"I be so grieved about Mr. Edward. He was so full of life."
Hamlin took her hand.
"Thank you. The sympathy of all of you is much to me, more than you think." He paused adding slowly: "He may be fuller of life, Fancy, where he is now."
She went her way, strangely comforted. Her time was approaching. Soon she must remain at home, awaiting her ordeal. She confronted that with the courage which is so often the attribute of physically frail women. The month before the wonderful event would be happily occupied in making the layette or such of it as Mrs. Yellam couldn't provide; and Fancy had in mind the lining and trimming of a baby-basket fit for a tiny prince. She intended to embroider a broad blue riband with this legend: "To my little son." She made absolutely certain that the child would be a son. Already she had envisaged his life from the cradle to the grave. She wouldn't allow him to play too rough games, but he must be a Man; she shrank from what he would have to go through before he attained his sire's stature; she rehearsed a prayer suitable for babbling lips; she arrayed him in knickerbockers and despatched him to school, with many injunctions not to play truant, or pull the hair of small girls, or be pert to his teacher. Of course, he would be just such a son to her as Alfred was to his mother. She went so far in mental vagabondage as to choose a wife for him, a very practical young woman with a reassuring physique, quite unlike herself. Being his father's son, every inch of him, it was certain that he would have "affairs" with other young women before he chose the "One and Only." Fancy meant to deal faithfully with such flirtations. One of them would nearly capture the youth. He would be saved from a too audacious baggage by his mother! She hoped that he would not be too good, but full of fun, like Mr. Edward. He would be a carrier, because all wars would be over and done with after this war.
These were her day-dreams.
At night, she was not so happy. At night she thought much of Mrs. Yellam. That troubled face formed itself in the dark, mutely entreating comfort and counsel which Fancy could not evoke out of her eagerness to help a sorely-stricken creature.
Why did Mrs. Yellam borrow trouble?
Why did she believe that God had forsaken her? What a terrible notion this of Satan supreme and triumphant in Nether-Applewhite! But she had faith in God's mercy. He would lift this black cloud from a poor old woman's heart.
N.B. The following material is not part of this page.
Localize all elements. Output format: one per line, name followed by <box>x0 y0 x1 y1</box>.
About two weeks after Edward Hamlin's death, unexpected balm, very precious spikenard, was poured upon Mrs. Yellam's lacerated feelings. William Saint had got his desire and leanness of soul withal. Alfred's good business was his. When he drove past the Yellam cottage, Mrs. Yellam turned her face from the window, if she happened to be there. She told Uncle that she discerned a mocking smile, a contemptuous upper lip, upon that hard, yellow face. Uncle nodded, saying nothing. But leaving his sister's house, he laid a couple of fingers upon his biceps as he contracted the muscles of it. He smiled genially. His biceps still swelled hard and big as a cricket ball. And only the day before he had been out running with the hounds. William Saint did not run. He walked to his objectives, the sort of tortoise, Uncle reflected, who wins prizes from the more nimble hare.
He was so pleasant with Jane that she suspected a frontal attack upon her money-box. Uncle, however, impetrated no loan. Later in the afternoon, when she went to the fowl-house to collect eggs, she surprised her lord and master, with his coat off, vigorously punching a sack of bran in the shed that adjoined the chicken-run.